The UK’s post-pandemic jobs recovery has fallen further off course, as employment and payrolled jobs both fell, while working-age economic inactivity reached its highest level since 2015, the Resolution Foundation said today (Tuesday) in response to the latest ONS labour market statistics.

The UK is currently the only G7 economy yet to return to its pre-pandemic employment rate (of 76.2 per cent), and the latest data showed further signs of a struggling jobs market.

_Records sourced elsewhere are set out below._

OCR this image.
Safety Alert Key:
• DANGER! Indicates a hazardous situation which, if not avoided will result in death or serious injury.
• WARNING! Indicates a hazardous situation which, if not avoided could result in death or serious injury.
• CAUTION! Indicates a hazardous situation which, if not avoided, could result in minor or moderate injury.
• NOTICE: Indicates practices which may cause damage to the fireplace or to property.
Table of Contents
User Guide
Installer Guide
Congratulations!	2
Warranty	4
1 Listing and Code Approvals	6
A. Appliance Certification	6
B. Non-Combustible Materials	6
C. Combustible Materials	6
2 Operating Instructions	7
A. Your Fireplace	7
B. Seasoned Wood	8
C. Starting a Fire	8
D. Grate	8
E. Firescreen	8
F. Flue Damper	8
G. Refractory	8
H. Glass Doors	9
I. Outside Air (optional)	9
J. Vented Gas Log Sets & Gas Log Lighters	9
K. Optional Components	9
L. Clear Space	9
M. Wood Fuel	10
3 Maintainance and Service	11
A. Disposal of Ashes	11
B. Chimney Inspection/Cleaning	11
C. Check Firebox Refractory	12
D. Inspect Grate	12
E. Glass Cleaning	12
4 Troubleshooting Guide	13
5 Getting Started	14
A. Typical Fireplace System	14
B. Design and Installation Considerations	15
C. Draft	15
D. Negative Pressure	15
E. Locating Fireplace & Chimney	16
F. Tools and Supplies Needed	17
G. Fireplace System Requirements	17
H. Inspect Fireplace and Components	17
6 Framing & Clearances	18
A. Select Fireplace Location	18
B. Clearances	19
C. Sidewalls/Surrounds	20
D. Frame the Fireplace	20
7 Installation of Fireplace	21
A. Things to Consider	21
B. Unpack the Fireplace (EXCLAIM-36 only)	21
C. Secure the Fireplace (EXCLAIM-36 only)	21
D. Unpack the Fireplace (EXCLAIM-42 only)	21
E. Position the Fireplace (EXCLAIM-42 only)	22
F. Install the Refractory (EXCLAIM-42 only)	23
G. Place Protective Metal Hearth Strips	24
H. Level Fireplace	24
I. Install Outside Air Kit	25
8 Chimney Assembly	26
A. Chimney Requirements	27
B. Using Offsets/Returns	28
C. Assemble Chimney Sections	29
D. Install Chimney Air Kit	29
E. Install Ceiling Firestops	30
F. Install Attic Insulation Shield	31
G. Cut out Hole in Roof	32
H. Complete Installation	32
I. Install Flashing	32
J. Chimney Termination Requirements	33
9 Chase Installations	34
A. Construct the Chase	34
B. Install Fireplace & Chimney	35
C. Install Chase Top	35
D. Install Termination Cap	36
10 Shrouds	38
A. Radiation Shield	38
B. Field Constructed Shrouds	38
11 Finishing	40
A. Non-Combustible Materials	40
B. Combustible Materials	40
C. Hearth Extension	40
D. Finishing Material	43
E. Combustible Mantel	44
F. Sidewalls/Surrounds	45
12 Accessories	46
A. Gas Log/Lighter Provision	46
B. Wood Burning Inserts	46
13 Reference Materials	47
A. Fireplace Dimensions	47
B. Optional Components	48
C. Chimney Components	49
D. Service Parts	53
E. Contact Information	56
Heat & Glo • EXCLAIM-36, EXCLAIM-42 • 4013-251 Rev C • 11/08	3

The number of job vacancies fell for the 21st consecutive month, while unemployment nudged up to 4.2 per cent, and employment fell to 74.5 per cent in three months to February. More up-to-date data from the PAYE system shows that payrolled employment also fell in March – the first time outside the pandemic that this measure has fallen for two consecutive months (although the latest month is often revised).

As well as a deterioration in the number of people in work, the number of people completely out of the labour market continued to rise, with the economic inactivity rising to its highest level since 2015 among working age people.

This rise is broad based – the inactivity rate is up (and the employment rate down) for all age groups except those aged 35-49, and in all English regions outside London and the South East.

The number of people inactive because of ill health has hit a new record high of 2.8 million, while there has been a worrying increase in the number of people who don’t want a job – the number of inactive who want a job is at its lowest since Mar-May 2022.

The only silver lining is that among those still in work, regular real wages grew in the three months to February by a healthy 2.1 per cent.

Charlie McCurdy, Economist at the Resolution Foundation, said:

“Britain post-pandemic jobs recovery has fallen further off course, with falling employment adding to the longer-term rise in economic inactivity.

“Rising redundancies and falling job levels are signs of a stagnant economy, while rising inactivity and long-term sickness suggest there are wider issues with the health of our workforce.

“Tackling rising inactivity – and its impact on the public finances, the benefits system, and people’s wider health and wellbeing – is one of the biggest economic challenges facing both this government, and whoever wins the next election.”